Satu hal yang paling ku ingat, Mila mengatakan, “Tak harus kecewa, sedih, menangis serta meratapi setiap kekurangan dan kelemahan dalam diri kita dan tidak harus tinggi hati, sombong akan kelebihann dan kekuatan dalam diri kita. Allah SWT menciptakan kelemahan atau kekurangan dalam diri manusia sebagai pengingat akan kesombongan yang akan terjadi karena kekuatan dan kelebihan manusia, begitupun sebaliknya Allah SWT berikan kekuatan dan Kelebihan sebagai pengingat saat manusia tak berdaya akan kelemahannya.”
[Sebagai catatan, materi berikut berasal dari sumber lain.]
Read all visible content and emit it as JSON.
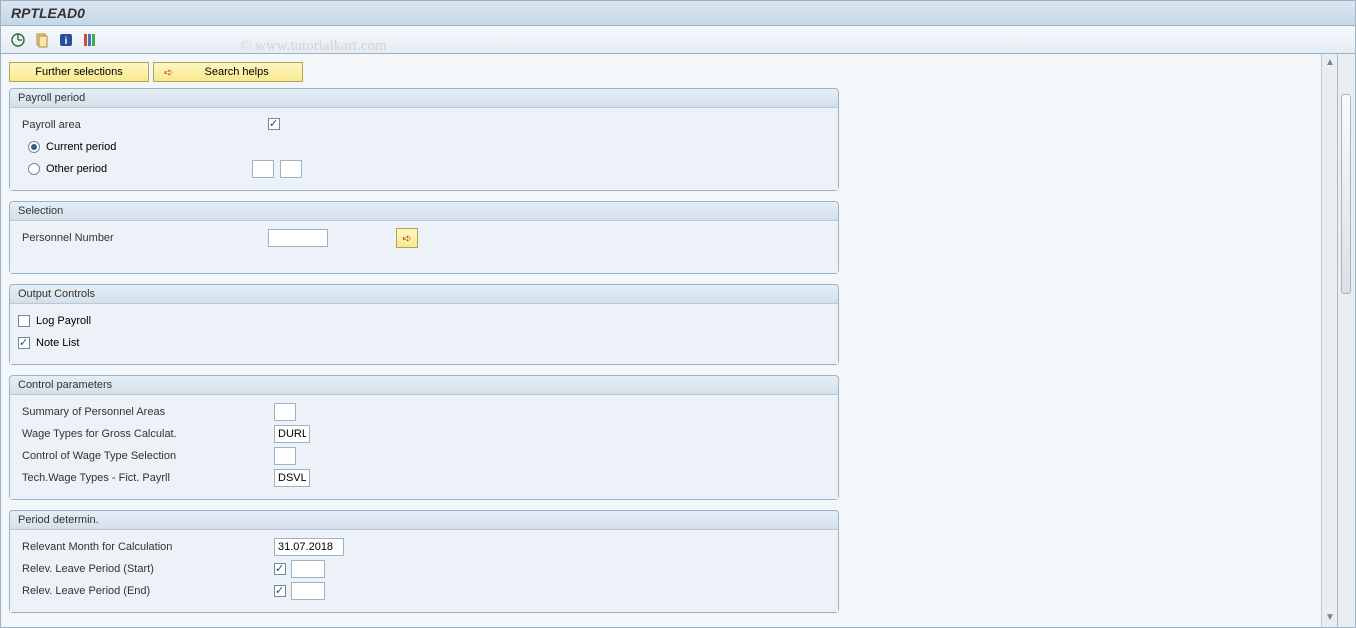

Itu yang dikatakan Mila, dalam setiap pembicaraan pasti ia mengatakan kata ibuku atau kata ayahku. Benar, Mila adalah anak yang luar biasa, dia selalu mendengarkan apa kata orang tuanya bahkan selalu mengikuti nasehat orang tuanya walau mereka kini sudah tiada. Apa yang di sampaikan Mila menjadi tuntunan bagiku sekaligus tuntutan agar aku bisa Menyadari akan kelemahan dan kekuatan pada diri setiap insan, agar aku bisa menjadikan diriku jauh lebih baik. Melati di mataku, akan selalu ku kenang walau kita tak lagi bersama.
Sahabat !!
Tidak semua orang bisa Menjadi Melati. Memang susah, namun kita bisa mengingat harum semerbak dari sikapnya untuk bisa memberikan keharuman bagi hidup kita. Mari kita belajar untuk memahami kelebihan dan kekurangan dalam diri kita masing-masing.